Miftahul Azimat menepuk pundak karibnya, lalu pamit pergi. Adhi Mbendol duduk kembali. Ia mengecek nomor antreannya. Kurang tiga nomor lagi gilirannya dipanggil mengurusi berkas administrasi. Pemuda bermata sipit berjaket merah muda polos yang sedari sibuk dengan gawainya menoleh ke Adhi Mbendol.

“Pak, ini kartu nama saya. Maaf tadi saya tidak sengaja dengar. Bapak bisa bantu saya bikin lagu rap koplo?” Pemuda bermata sipit itu mengeluarkan secarik kartu berwarna emas.

Adhi Mbendol melongo. Siapa anak muda ini? Tidak ada angin tidak ada hujan, tiba-tiba ada orang asing tertarik pada ucapannya yang ngasal tadi.

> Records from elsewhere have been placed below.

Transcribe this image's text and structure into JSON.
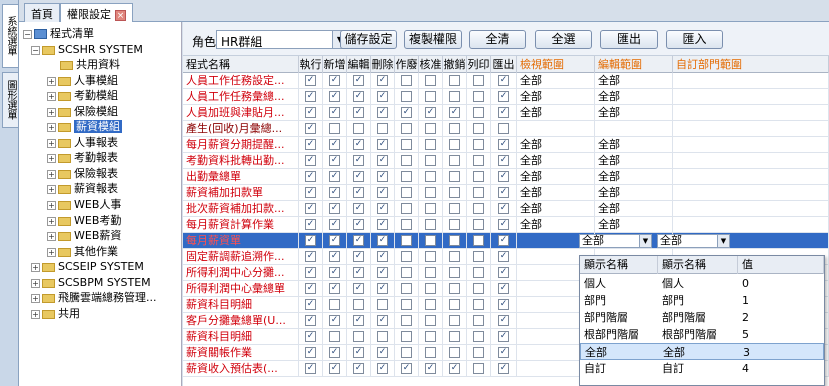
{
  "side_tabs": [
    "系統選單",
    "圖形選單"
  ],
  "tabs": [
    {
      "label": "首頁"
    },
    {
      "label": "權限設定"
    }
  ],
  "tree": {
    "root": "程式清單",
    "nodes": [
      "SCSHR SYSTEM",
      "共用資料",
      "人事模組",
      "考勤模組",
      "保險模組",
      "薪資模組",
      "人事報表",
      "考勤報表",
      "保險報表",
      "薪資報表",
      "WEB人事",
      "WEB考勤",
      "WEB薪資",
      "其他作業",
      "SCSEIP SYSTEM",
      "SCSBPM SYSTEM",
      "飛騰雲端總務管理...",
      "共用"
    ]
  },
  "toolbar": {
    "role_label": "角色",
    "role_value": "HR群組",
    "buttons": [
      "儲存設定",
      "複製權限",
      "全清",
      "全選",
      "匯出",
      "匯入"
    ]
  },
  "grid": {
    "headers": [
      "程式名稱",
      "執行",
      "新增",
      "編輯",
      "刪除",
      "作廢",
      "核准",
      "撤銷",
      "列印",
      "匯出",
      "檢視範圍",
      "編輯範圍",
      "自訂部門範圍"
    ],
    "rows": [
      {
        "name": "人員工作任務設定...",
        "checks": [
          1,
          1,
          1,
          1,
          0,
          0,
          0,
          0,
          1
        ],
        "view": "全部",
        "edit": "全部"
      },
      {
        "name": "人員工作任務彙總...",
        "checks": [
          1,
          1,
          1,
          1,
          0,
          0,
          0,
          0,
          1
        ],
        "view": "全部",
        "edit": "全部"
      },
      {
        "name": "人員加班與津貼月...",
        "checks": [
          1,
          1,
          1,
          1,
          1,
          1,
          1,
          0,
          1
        ],
        "view": "全部",
        "edit": "全部"
      },
      {
        "name": "產生(回收)月彙總...",
        "checks": [
          1,
          0,
          0,
          0,
          0,
          0,
          0,
          0,
          0
        ],
        "view": "",
        "edit": ""
      },
      {
        "name": "每月薪資分期提醒...",
        "checks": [
          1,
          1,
          1,
          1,
          0,
          0,
          0,
          0,
          1
        ],
        "view": "全部",
        "edit": "全部"
      },
      {
        "name": "考勤資料批轉出勤...",
        "checks": [
          1,
          1,
          1,
          1,
          0,
          0,
          0,
          0,
          1
        ],
        "view": "全部",
        "edit": "全部"
      },
      {
        "name": "出勤彙總單",
        "checks": [
          1,
          1,
          1,
          1,
          0,
          0,
          0,
          0,
          1
        ],
        "view": "全部",
        "edit": "全部"
      },
      {
        "name": "薪資補加扣款單",
        "checks": [
          1,
          1,
          1,
          1,
          0,
          0,
          0,
          0,
          1
        ],
        "view": "全部",
        "edit": "全部"
      },
      {
        "name": "批次薪資補加扣款...",
        "checks": [
          1,
          1,
          1,
          1,
          0,
          0,
          0,
          0,
          1
        ],
        "view": "全部",
        "edit": "全部"
      },
      {
        "name": "每月薪資計算作業",
        "checks": [
          1,
          1,
          1,
          1,
          0,
          0,
          0,
          0,
          1
        ],
        "view": "全部",
        "edit": "全部"
      },
      {
        "name": "每月薪資單",
        "checks": [
          1,
          1,
          1,
          1,
          0,
          0,
          0,
          0,
          1
        ],
        "view": "全部",
        "edit": "全部"
      },
      {
        "name": "固定薪調薪追溯作...",
        "checks": [
          1,
          1,
          1,
          1,
          0,
          0,
          0,
          0,
          1
        ],
        "view": "",
        "edit": ""
      },
      {
        "name": "所得利潤中心分攤...",
        "checks": [
          1,
          1,
          1,
          1,
          0,
          0,
          0,
          0,
          1
        ],
        "view": "",
        "edit": ""
      },
      {
        "name": "所得利潤中心彙總單",
        "checks": [
          1,
          1,
          1,
          1,
          0,
          0,
          0,
          0,
          1
        ],
        "view": "",
        "edit": ""
      },
      {
        "name": "薪資科目明細",
        "checks": [
          1,
          0,
          0,
          0,
          0,
          0,
          0,
          0,
          1
        ],
        "view": "",
        "edit": ""
      },
      {
        "name": "客戶分攤彙總單(U...",
        "checks": [
          1,
          1,
          1,
          1,
          0,
          0,
          0,
          0,
          1
        ],
        "view": "",
        "edit": ""
      },
      {
        "name": "薪資科目明細",
        "checks": [
          1,
          0,
          0,
          0,
          0,
          0,
          0,
          0,
          1
        ],
        "view": "",
        "edit": ""
      },
      {
        "name": "薪資關帳作業",
        "checks": [
          1,
          1,
          1,
          1,
          0,
          0,
          0,
          0,
          1
        ],
        "view": "",
        "edit": ""
      },
      {
        "name": "薪資收入預估表(...",
        "checks": [
          1,
          1,
          1,
          1,
          1,
          1,
          1,
          0,
          1
        ],
        "view": "",
        "edit": ""
      }
    ]
  },
  "popup": {
    "headers": [
      "顯示名稱",
      "顯示名稱",
      "值"
    ],
    "rows": [
      [
        "個人",
        "個人",
        "0"
      ],
      [
        "部門",
        "部門",
        "1"
      ],
      [
        "部門階層",
        "部門階層",
        "2"
      ],
      [
        "根部門階層",
        "根部門階層",
        "5"
      ],
      [
        "全部",
        "全部",
        "3"
      ],
      [
        "自訂",
        "自訂",
        "4"
      ]
    ],
    "selected_index": 4
  },
  "colors": {
    "selection": "#316ac5",
    "name_red": "#d0000c",
    "header_orange": "#e46a00"
  }
}
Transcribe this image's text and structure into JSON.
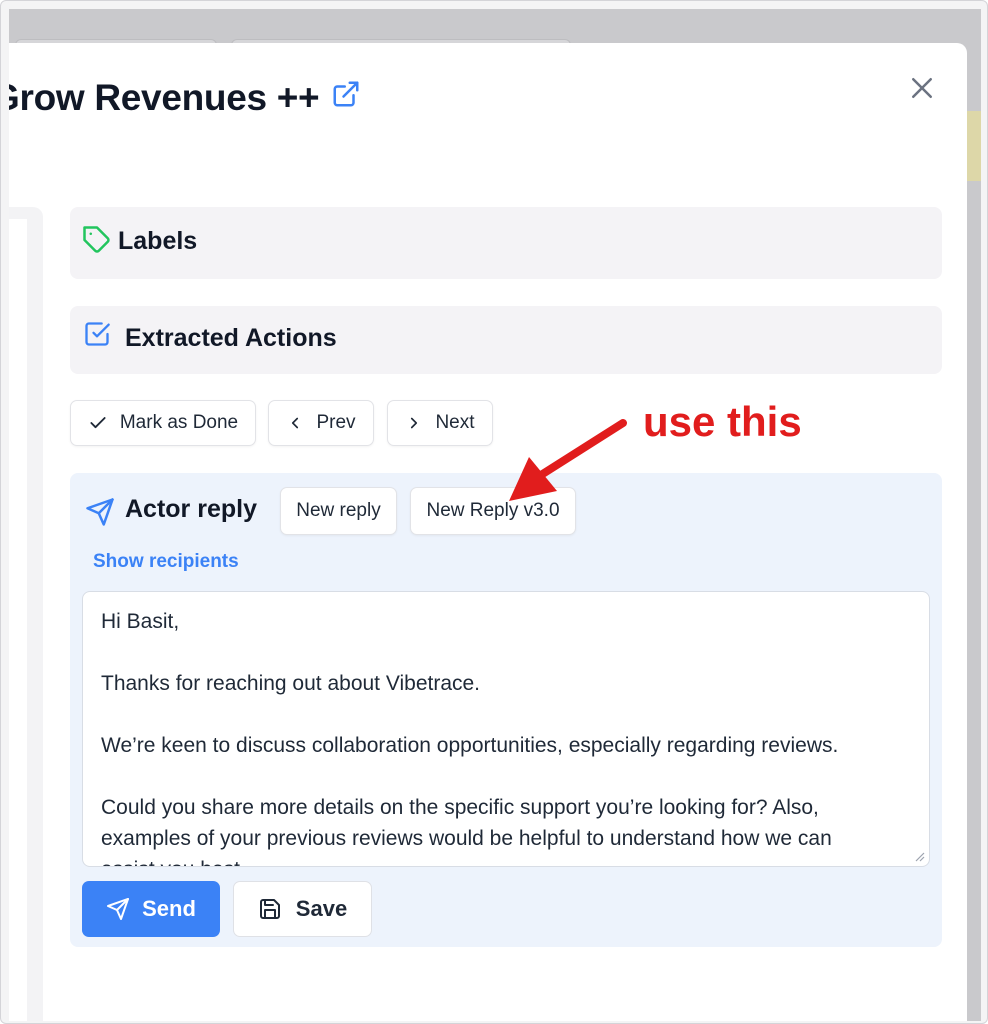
{
  "modal": {
    "title": "Grow Revenues ++",
    "icons": {
      "external": "external-link-icon",
      "close": "close-icon"
    }
  },
  "sections": {
    "labels": {
      "title": "Labels",
      "icon": "tag-icon",
      "icon_color": "#22c55e"
    },
    "extracted_actions": {
      "title": "Extracted Actions",
      "icon": "checkbox-icon",
      "icon_color": "#3b82f6"
    }
  },
  "toolbar": {
    "mark_done": "Mark as Done",
    "prev": "Prev",
    "next": "Next"
  },
  "reply": {
    "title": "Actor reply",
    "new_reply": "New reply",
    "new_reply_v3": "New Reply v3.0",
    "show_recipients": "Show recipients",
    "body_lines": [
      "Hi Basit,",
      "",
      "Thanks for reaching out about Vibetrace.",
      "",
      "We’re keen to discuss collaboration opportunities, especially regarding reviews.",
      "",
      "Could you share more details on the specific support you’re looking for? Also,",
      "examples of your previous reviews would be helpful to understand how we can",
      "assist you best."
    ],
    "send": "Send",
    "save": "Save"
  },
  "annotation": {
    "text": "use this",
    "color": "#e11d1d"
  },
  "colors": {
    "accent": "#3b82f6",
    "reply_bg": "#edf3fc",
    "section_bg": "#f4f3f6"
  }
}
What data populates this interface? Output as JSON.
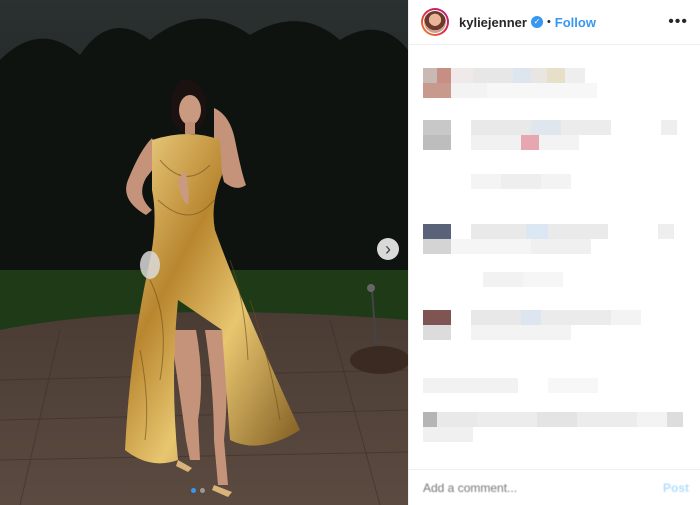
{
  "header": {
    "username": "kyliejenner",
    "verified_icon": "verified-badge-icon",
    "separator": "•",
    "follow_label": "Follow",
    "more_icon": "more-options-icon",
    "more_glyph": "•••"
  },
  "media": {
    "next_icon": "chevron-right-icon",
    "next_glyph": "›",
    "carousel_count": 2,
    "carousel_active": 1
  },
  "comments": {
    "blurred": true
  },
  "footer": {
    "comment_placeholder": "Add a comment...",
    "post_label": "Post"
  },
  "colors": {
    "accent": "#3897f0",
    "post_disabled": "#b2dffc"
  }
}
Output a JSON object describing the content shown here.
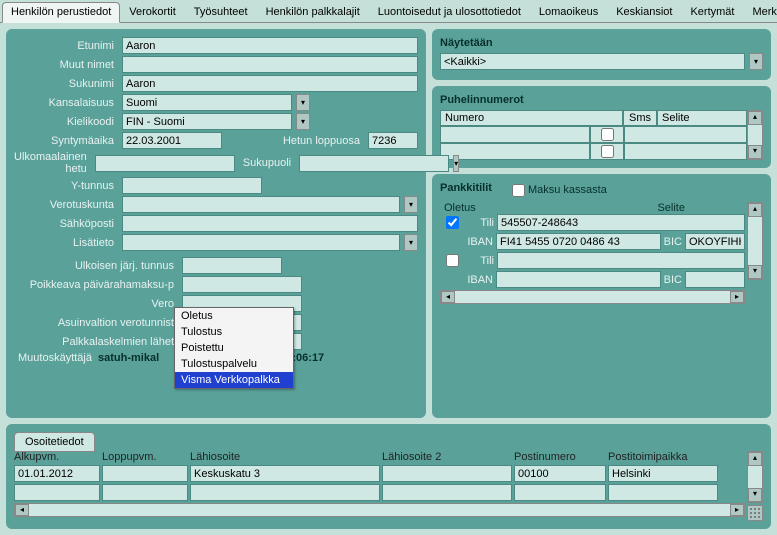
{
  "tabs": [
    "Henkilön perustiedot",
    "Verokortit",
    "Työsuhteet",
    "Henkilön palkkalajit",
    "Luontoisedut ja ulosottotiedot",
    "Lomaoikeus",
    "Keskiansiot",
    "Kertymät",
    "Merkkipäivät"
  ],
  "active_tab": 0,
  "fields": {
    "etunimi_label": "Etunimi",
    "etunimi": "Aaron",
    "muutnimet_label": "Muut nimet",
    "muutnimet": "",
    "sukunimi_label": "Sukunimi",
    "sukunimi": "Aaron",
    "kansalaisuus_label": "Kansalaisuus",
    "kansalaisuus": "Suomi",
    "kielikoodi_label": "Kielikoodi",
    "kielikoodi": "FIN - Suomi",
    "syntyma_label": "Syntymäaika",
    "syntyma": "22.03.2001",
    "hetun_label": "Hetun loppuosa",
    "hetun": "7236",
    "ulkhetu_label": "Ulkomaalainen hetu",
    "ulkhetu": "",
    "sukupuoli_label": "Sukupuoli",
    "sukupuoli": "",
    "ytunnus_label": "Y-tunnus",
    "ytunnus": "",
    "verotuskunta_label": "Verotuskunta",
    "verotuskunta": "",
    "sahkoposti_label": "Sähköposti",
    "sahkoposti": "",
    "lisatieto_label": "Lisätieto",
    "lisatieto": "",
    "ulkoisen_label": "Ulkoisen järj. tunnus",
    "ulkoisen": "",
    "poikkeava_label": "Poikkeava päivärahamaksu-p",
    "vero_label": "Vero",
    "asuinvaltion_label": "Asuinvaltion verotunnist",
    "palkkalask_label": "Palkkalaskelmien lähet",
    "muutos_label": "Muutoskäyttäjä",
    "muutos_user": "satuh-mikal",
    "muutos_date": "03.04.2019 10:06:17"
  },
  "popup": {
    "items": [
      "Oletus",
      "Tulostus",
      "Poistettu",
      "Tulostuspalvelu",
      "Visma Verkkopalkka"
    ],
    "selected": 4
  },
  "naytetaan": {
    "title": "Näytetään",
    "value": "<Kaikki>"
  },
  "phones": {
    "title": "Puhelinnumerot",
    "headers": {
      "numero": "Numero",
      "sms": "Sms",
      "selite": "Selite"
    }
  },
  "bank": {
    "title": "Pankkitilit",
    "maksu_label": "Maksu kassasta",
    "maksu_checked": false,
    "oletus_header": "Oletus",
    "selite_header": "Selite",
    "tili_label": "Tili",
    "iban_label": "IBAN",
    "bic_label": "BIC",
    "rows": [
      {
        "oletus": true,
        "tili": "545507-248643",
        "iban": "FI41 5455 0720 0486 43",
        "bic": "OKOYFIHH"
      },
      {
        "oletus": false,
        "tili": "",
        "iban": "",
        "bic": ""
      }
    ]
  },
  "address": {
    "tab_title": "Osoitetiedot",
    "headers": {
      "alkupvm": "Alkupvm.",
      "loppupvm": "Loppupvm.",
      "lahiosoite": "Lähiosoite",
      "lahiosoite2": "Lähiosoite 2",
      "postinumero": "Postinumero",
      "postitoimipaikka": "Postitoimipaikka"
    },
    "rows": [
      {
        "alkupvm": "01.01.2012",
        "loppupvm": "",
        "lahiosoite": "Keskuskatu 3",
        "lahiosoite2": "",
        "postinumero": "00100",
        "postitoimipaikka": "Helsinki"
      },
      {
        "alkupvm": "",
        "loppupvm": "",
        "lahiosoite": "",
        "lahiosoite2": "",
        "postinumero": "",
        "postitoimipaikka": ""
      }
    ]
  }
}
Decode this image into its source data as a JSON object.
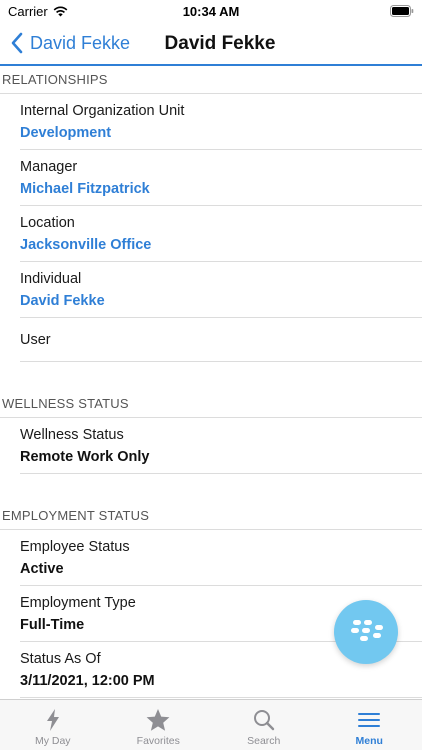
{
  "status_bar": {
    "carrier": "Carrier",
    "time": "10:34 AM"
  },
  "nav": {
    "back_label": "David Fekke",
    "title": "David Fekke"
  },
  "sections": {
    "relationships": {
      "header": "RELATIONSHIPS",
      "rows": [
        {
          "label": "Internal Organization Unit",
          "value": "Development"
        },
        {
          "label": "Manager",
          "value": "Michael Fitzpatrick"
        },
        {
          "label": "Location",
          "value": "Jacksonville Office"
        },
        {
          "label": "Individual",
          "value": "David Fekke"
        },
        {
          "label": "User"
        }
      ]
    },
    "wellness": {
      "header": "WELLNESS STATUS",
      "rows": [
        {
          "label": "Wellness Status",
          "value": "Remote Work Only"
        }
      ]
    },
    "employment": {
      "header": "EMPLOYMENT STATUS",
      "rows": [
        {
          "label": "Employee Status",
          "value": "Active"
        },
        {
          "label": "Employment Type",
          "value": "Full-Time"
        },
        {
          "label": "Status As Of",
          "value": "3/11/2021, 12:00 PM"
        }
      ]
    }
  },
  "tabs": [
    {
      "label": "My Day",
      "icon": "bolt-icon"
    },
    {
      "label": "Favorites",
      "icon": "star-icon"
    },
    {
      "label": "Search",
      "icon": "search-icon"
    },
    {
      "label": "Menu",
      "icon": "menu-icon",
      "active": true
    }
  ],
  "colors": {
    "accent": "#2f7fd6",
    "fab": "#72c8f0",
    "tab_inactive": "#8e8e93"
  }
}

“Kalau boleh tahu, Masnya siapa?”

“Perkenalkan saya Rich Brian.”

“Rich…. Bri…. An?”

“Brayen.”

“Masnya pencari bakat atau apa?”

“Saya musisi. Rapper. Saya domisili Vegas sekarang. Saya punya proses kreatif yang sedikit tidak lumrah. Saya suka merenung di tempat umum yang banyak antrean. Banyak lirik bagus yang berhasil saya tulis di tengah mengantre tanpa tujuan yang semestinya. Bandara, bank, Disdukcapil, Kantor Samsat…. Itu beberapa tempat favorit saya untuk merenung. Kebetulan, saya ke sini juga karena menjenguk nenek saya yang sedang dirawat di lantai tiga.”

“Terus, Mas ingin saya bantu apa?”

You are fucking brilliant, man! Rap koplo! Masyarakat USA pasti akan sangat menyukainya! Apakah setelah Bapak selesai dengan urusan antrean ini, kita bisa mengobrol di kafetaria rumah sakit?”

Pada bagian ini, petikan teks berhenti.